The Other Bitch

My husband came home one day many years ago and told me he had feelings for a woman at work. He moved out and soon moved in with her. Then he would come home and fuck me and back to her. I figured I wasn't giving u without a fight you know. So I have been sharing him for the last eight years and she gets most of the holidays not me. When they have a fight he's back in my bed for a few days and we fuck like nothing has changed. Then they make up and back he goes. I told him to tell her I don't mind sharing him with her but I want equal time. I have threatened to tell her but I won't cause it would make him very mad and he might leave me for good. So I just am there anytime he wants me. She doesn't know he's still fucking me. I think she must be stupid. I'm not going to give in. I'm going to win in the end. Thing is I could be having sex with other men but I'm not. I don't want to. I just want him back where he belongs. He says he doesn't love me anymore but I know he's not being truthful. Friends say I should divorce him and move on. But I love him.

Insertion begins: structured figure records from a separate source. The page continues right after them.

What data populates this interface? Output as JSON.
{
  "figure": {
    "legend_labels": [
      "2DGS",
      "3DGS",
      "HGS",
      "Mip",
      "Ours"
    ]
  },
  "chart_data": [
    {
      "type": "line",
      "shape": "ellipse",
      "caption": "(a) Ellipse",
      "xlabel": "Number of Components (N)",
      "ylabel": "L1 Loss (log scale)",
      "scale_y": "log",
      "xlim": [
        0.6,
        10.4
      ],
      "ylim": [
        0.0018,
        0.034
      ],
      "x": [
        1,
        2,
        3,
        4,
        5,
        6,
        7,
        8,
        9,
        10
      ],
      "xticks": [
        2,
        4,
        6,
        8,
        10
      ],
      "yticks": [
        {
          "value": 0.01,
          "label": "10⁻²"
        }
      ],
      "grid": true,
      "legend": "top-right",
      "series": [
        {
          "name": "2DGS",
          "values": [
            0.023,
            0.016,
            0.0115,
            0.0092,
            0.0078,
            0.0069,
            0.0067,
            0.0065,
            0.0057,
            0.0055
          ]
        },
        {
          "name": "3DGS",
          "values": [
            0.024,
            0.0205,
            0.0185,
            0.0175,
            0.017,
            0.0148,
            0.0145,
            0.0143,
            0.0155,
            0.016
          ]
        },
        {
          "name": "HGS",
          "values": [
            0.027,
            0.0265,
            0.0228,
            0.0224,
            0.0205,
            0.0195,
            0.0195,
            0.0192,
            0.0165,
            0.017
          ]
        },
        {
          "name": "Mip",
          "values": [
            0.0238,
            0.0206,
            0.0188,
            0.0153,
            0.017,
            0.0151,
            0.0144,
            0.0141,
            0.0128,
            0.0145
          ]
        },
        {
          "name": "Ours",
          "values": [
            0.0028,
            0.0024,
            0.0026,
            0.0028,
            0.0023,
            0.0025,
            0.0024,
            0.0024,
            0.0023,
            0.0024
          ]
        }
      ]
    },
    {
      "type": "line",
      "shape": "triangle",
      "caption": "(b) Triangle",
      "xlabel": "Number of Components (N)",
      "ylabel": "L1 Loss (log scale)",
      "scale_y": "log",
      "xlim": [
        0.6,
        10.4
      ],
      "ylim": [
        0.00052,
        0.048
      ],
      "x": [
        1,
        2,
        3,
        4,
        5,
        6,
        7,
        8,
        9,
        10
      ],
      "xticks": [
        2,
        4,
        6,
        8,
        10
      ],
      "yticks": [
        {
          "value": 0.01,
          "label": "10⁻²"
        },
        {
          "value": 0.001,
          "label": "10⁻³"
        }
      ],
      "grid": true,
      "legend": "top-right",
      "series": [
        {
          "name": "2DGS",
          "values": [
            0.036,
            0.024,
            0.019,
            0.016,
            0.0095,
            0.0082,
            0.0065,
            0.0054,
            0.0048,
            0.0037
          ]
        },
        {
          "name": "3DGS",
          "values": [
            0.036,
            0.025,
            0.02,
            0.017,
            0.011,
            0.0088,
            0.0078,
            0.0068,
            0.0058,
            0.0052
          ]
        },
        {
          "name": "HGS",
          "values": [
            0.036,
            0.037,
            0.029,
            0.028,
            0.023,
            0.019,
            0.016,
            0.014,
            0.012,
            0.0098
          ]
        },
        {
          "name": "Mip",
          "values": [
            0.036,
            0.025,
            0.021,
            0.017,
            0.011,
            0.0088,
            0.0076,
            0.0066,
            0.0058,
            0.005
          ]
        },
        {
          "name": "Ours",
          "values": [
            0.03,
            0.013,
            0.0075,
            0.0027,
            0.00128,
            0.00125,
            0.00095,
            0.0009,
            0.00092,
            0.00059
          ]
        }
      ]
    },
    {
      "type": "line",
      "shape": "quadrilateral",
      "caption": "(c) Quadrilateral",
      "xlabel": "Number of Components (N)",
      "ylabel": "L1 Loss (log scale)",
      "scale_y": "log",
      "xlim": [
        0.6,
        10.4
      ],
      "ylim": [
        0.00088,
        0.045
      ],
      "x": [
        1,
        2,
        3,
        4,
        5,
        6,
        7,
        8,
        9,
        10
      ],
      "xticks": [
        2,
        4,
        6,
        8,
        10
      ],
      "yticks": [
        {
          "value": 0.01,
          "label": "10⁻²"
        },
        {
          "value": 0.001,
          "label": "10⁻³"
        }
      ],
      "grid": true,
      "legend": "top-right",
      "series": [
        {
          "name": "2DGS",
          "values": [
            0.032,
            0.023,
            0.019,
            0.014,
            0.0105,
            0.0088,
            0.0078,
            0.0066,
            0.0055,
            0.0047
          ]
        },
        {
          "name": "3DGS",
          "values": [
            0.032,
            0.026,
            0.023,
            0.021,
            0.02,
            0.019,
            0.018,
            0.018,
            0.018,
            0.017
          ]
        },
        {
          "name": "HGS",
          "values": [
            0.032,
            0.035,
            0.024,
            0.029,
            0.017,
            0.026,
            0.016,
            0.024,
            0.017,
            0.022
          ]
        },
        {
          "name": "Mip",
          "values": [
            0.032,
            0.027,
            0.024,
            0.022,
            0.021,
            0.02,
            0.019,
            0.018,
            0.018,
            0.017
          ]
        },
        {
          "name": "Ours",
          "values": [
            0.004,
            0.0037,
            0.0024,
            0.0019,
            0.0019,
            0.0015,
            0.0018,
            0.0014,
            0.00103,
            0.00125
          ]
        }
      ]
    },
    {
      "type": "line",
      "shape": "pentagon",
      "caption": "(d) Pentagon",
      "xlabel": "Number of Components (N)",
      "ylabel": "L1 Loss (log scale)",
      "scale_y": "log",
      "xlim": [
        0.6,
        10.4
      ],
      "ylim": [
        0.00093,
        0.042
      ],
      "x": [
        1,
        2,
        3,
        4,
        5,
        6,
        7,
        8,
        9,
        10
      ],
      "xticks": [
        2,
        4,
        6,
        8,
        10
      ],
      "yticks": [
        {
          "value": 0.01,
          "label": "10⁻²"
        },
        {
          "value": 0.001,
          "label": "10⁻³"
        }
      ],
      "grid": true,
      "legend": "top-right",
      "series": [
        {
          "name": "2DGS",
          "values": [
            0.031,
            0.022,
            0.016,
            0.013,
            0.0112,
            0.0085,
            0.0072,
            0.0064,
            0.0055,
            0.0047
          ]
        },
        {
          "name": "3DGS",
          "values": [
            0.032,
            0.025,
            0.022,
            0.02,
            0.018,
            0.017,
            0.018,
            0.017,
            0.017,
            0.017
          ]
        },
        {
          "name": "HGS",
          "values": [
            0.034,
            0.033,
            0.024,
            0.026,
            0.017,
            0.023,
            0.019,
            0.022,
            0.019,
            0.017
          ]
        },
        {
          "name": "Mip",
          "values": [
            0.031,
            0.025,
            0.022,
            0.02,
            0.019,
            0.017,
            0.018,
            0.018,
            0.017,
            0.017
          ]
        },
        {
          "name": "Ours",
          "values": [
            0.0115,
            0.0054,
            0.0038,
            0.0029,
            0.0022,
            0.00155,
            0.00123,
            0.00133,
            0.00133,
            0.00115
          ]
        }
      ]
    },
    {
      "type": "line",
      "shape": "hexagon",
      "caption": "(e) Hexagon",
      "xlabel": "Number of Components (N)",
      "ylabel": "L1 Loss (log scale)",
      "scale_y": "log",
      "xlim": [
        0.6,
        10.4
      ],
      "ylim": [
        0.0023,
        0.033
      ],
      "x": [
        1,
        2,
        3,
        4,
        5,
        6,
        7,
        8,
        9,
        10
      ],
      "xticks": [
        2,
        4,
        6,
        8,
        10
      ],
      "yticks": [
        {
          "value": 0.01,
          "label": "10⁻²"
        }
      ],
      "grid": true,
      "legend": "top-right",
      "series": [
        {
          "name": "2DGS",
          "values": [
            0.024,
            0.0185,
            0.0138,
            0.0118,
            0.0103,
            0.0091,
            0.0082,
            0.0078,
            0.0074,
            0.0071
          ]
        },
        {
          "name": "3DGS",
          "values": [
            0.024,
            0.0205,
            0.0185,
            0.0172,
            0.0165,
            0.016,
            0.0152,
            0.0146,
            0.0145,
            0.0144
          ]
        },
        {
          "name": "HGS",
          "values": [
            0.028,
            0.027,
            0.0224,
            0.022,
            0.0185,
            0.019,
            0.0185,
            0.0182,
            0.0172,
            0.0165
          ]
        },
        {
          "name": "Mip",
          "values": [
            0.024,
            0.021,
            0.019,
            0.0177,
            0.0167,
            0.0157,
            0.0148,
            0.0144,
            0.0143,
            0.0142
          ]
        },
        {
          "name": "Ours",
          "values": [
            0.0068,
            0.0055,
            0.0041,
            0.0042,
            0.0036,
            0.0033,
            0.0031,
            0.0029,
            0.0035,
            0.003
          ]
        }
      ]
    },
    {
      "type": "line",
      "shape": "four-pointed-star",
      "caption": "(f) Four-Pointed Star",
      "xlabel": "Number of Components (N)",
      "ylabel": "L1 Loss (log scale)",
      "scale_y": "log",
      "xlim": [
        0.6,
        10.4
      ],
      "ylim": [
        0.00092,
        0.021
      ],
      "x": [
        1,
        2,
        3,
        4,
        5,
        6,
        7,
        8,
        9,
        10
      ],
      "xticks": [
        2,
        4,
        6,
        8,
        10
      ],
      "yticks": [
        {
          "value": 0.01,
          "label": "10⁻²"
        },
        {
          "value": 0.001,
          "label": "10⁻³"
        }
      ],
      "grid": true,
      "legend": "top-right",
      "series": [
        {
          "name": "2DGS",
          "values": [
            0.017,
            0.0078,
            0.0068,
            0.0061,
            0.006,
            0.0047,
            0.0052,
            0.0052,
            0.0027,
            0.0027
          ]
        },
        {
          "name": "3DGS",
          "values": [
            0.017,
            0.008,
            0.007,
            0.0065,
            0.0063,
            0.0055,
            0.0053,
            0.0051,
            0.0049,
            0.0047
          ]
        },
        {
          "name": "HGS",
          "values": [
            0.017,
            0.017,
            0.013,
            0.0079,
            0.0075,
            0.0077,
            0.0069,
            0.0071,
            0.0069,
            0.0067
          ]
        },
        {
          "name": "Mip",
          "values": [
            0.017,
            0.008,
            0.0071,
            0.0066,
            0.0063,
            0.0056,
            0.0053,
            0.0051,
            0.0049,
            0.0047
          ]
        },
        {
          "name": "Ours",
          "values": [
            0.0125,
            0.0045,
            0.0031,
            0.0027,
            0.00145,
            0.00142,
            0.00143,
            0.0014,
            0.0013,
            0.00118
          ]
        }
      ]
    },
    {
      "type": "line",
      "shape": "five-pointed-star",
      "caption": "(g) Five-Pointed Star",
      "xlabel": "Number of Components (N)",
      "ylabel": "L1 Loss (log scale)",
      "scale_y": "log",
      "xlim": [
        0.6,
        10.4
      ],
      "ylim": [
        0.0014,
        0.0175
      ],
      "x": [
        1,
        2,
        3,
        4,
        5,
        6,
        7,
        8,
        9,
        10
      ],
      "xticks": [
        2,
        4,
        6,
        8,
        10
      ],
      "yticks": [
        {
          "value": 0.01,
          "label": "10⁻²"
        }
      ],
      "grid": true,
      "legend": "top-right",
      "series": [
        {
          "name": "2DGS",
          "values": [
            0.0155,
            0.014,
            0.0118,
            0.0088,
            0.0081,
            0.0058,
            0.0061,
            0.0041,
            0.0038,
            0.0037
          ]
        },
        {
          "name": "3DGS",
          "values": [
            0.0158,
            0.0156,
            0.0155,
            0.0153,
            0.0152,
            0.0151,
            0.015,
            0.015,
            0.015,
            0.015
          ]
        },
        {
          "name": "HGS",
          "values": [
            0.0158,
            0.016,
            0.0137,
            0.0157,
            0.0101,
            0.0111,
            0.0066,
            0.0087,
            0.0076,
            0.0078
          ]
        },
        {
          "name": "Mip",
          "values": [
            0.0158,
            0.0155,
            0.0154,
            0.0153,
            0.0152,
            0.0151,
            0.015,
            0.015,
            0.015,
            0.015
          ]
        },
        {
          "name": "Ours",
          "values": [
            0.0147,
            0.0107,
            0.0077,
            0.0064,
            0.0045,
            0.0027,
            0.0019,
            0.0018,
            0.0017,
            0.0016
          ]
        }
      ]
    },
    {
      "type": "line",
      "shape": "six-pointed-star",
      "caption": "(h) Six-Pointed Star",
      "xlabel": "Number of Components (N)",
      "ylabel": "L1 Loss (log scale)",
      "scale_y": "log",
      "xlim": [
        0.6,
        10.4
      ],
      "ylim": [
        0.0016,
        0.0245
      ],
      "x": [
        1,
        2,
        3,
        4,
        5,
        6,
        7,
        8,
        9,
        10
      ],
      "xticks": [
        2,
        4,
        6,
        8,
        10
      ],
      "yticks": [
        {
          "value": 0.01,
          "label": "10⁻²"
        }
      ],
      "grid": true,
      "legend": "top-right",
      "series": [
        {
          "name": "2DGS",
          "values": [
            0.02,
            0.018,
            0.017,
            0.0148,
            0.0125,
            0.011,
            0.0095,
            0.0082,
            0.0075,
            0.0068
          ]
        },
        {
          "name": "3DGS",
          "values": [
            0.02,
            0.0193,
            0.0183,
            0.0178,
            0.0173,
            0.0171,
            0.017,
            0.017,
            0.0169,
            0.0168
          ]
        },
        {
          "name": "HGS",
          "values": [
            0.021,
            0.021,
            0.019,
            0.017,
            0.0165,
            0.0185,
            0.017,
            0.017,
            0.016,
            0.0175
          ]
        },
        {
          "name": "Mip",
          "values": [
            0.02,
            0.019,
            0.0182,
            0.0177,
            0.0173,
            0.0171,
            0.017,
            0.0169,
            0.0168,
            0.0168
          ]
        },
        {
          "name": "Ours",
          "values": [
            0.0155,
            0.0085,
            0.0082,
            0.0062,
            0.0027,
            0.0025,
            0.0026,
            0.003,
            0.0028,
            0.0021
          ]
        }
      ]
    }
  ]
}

I don't think about it when he's with her. I just pretend he's a traveling salesmen on the road. Waiting for our next time together. I really don't get what he gets out of their relationship. She's a very controlling and jealous type. I'm the total opposite. I allow him the freedom to be himself even if that means he's with someone else. I tell you again I'm going to win him back. Then fuck his brains out. Maybe I need another man to make him jealous. Like if he was to return to find me in bed fucking another man see how he'd feel then. Yes that's what I should do give him a dose of his own medicine. Let him find me riding a nice big hard dick. He'd probably pull up a chair and watch though. He has told me he would like to see me fucking and sucking another man off. Thing is his girlfriend wouldn't do that. Yes I'm going to do it. My mind is made up. Lets see her compete with that.